Sub-millimetre galaxies, or SMGs, are an enigmatic population of galaxies in the early universe that are incredibly bright in submillimetre wavelengths ($\sim 100 \mathrm{\mu m} - 1 \mathrm{mm}$), forming huge numbers of stars. It has been very difficult to model these objects in cosmological simulations whilst still self-consistently matching other observational constraints, such as the galaxy stellar mass function, at $z = 0$, and many authors have proposed alternative modelling approaches, such as a varibale IMF, to explain them. For a concise summary of the issues faced modelling these objects, see this thread from Desika!

An example SMG showing the gas, stellar and dust distribution, as well as the resolved and integrated $S_{850}$ emission.

In Lovell et al. 2021a (arXiv:2006.15156), we used the SIMBA simulation combined with the radiative transfer package Powderday to model the sub-mm emission, and found unprecedented agreement with observationally inferred integrated number counts from single-dish instruments.

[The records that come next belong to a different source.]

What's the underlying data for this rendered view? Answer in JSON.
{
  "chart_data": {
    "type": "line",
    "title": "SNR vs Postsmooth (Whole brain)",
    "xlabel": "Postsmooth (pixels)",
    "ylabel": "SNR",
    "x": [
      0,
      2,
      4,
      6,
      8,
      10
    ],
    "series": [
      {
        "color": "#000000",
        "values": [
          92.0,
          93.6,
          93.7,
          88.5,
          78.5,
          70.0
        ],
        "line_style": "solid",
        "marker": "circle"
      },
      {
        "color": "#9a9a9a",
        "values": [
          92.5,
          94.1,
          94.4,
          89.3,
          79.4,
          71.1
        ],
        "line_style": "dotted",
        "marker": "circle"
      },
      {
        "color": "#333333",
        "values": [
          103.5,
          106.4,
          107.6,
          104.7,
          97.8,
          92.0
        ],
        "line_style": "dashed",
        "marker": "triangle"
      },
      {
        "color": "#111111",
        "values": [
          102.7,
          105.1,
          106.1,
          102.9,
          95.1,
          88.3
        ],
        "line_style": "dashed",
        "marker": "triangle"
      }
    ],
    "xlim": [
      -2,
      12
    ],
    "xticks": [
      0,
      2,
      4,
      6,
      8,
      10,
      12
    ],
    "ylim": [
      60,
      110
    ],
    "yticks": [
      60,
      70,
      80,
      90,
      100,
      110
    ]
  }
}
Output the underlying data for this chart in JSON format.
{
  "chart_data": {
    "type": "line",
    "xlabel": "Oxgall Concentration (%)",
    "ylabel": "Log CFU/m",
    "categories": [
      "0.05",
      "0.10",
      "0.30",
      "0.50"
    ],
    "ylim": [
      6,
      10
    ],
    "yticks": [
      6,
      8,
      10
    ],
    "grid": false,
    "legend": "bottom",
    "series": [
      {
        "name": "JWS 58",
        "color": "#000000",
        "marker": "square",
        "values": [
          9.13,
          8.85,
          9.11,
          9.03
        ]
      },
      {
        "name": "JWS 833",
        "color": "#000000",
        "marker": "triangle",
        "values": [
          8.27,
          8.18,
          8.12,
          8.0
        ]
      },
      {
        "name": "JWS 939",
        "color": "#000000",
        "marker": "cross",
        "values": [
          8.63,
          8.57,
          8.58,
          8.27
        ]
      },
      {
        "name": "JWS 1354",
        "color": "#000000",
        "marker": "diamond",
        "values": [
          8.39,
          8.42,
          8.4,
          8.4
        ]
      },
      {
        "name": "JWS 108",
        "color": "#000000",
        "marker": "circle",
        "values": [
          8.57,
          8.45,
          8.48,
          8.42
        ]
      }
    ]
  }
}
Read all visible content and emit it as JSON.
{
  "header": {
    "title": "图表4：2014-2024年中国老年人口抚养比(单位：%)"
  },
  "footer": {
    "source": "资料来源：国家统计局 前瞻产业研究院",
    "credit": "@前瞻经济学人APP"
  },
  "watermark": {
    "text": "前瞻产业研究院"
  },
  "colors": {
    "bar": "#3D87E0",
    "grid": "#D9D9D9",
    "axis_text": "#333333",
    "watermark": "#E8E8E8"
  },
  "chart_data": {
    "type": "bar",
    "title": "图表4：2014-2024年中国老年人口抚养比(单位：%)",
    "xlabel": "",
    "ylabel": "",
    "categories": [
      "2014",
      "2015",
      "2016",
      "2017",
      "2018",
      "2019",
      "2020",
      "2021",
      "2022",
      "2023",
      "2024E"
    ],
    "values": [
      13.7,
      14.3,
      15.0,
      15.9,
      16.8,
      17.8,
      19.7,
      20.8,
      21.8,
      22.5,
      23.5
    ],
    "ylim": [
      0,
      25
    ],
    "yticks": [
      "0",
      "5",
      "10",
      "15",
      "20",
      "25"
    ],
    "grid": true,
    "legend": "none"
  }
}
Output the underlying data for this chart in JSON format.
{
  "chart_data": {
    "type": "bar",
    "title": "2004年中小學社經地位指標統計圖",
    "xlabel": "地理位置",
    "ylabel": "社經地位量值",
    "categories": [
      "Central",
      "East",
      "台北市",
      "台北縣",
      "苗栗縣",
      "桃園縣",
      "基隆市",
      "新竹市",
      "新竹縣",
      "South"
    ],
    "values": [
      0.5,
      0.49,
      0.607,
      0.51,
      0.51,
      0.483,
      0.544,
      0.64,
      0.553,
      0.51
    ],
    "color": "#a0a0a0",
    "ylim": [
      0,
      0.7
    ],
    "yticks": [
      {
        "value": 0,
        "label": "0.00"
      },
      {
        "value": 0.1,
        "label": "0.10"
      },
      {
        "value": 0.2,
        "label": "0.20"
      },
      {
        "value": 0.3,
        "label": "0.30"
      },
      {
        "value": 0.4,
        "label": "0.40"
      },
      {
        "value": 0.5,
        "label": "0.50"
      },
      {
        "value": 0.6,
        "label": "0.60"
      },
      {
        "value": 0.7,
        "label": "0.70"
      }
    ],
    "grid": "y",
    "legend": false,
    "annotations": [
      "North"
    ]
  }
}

We assessed the impact of unassociated blending by building a lightcone, and found a slight boost in the normalisation of at the bright end. The good agreement is driven primarily by the good match to IR-constraints on the high-redshift star formation rate function in SIMBA, as well as the self-consistent dust model which leads to higher dust masses compared to using a fixed dust-to-metals ratio, by up to a factor of 2.5.

In a subsequent work (Lovell et al. 2022; arXiv:2106.11588), we studied how the emission of SMGs is dependent on their morphology and orientation, and found an ‘orientation bias’ in observations of SMGs. This has knock-on effects on inferred properties, such as dust temperatures and IR luminosities, as well as SFRs and other derived properties. It also manifests as a selection effect, that is both wavelength and redshift dependent, and we provide a tool for modelling this for arbitrary surveys.

Four massive star forming galaxies in Simba, viewed from three orthogonal angles (top three rows), and their integrated sub-mm emission (bottom row) from 50 random orientations.

Galaxy Protoclusters

Galaxy clusters are the largest collapsed objects in the universe, comprising of a highly evolved galaxy population embedded in a hot, rarefied InterCluster Medium (ICM). Their pre-collapse progenitors, known as galaxy protoclusters, are host to some of the most extreme objects (in terms of mass, star formation rate and nuclear activity) at these early times. Protoclusters are of significant interest for understanding the environmental dependence of galaxy evolution at early times, as well as the build-up, enrichment and heating of the ICM.

The dark matter distribution in a Protocluster at $z \sim 5$ simulated with the EAGLE code

Protoclusters do not yet host an X-ray emitting ICM, and so are primarily identified through 3D galaxy overdensities. In Lovell et al. 2018 I studied in detail the relationship between galaxy overdensity and the presence and descendant mass of protoclusters in the L-galaxies semi-analytic model.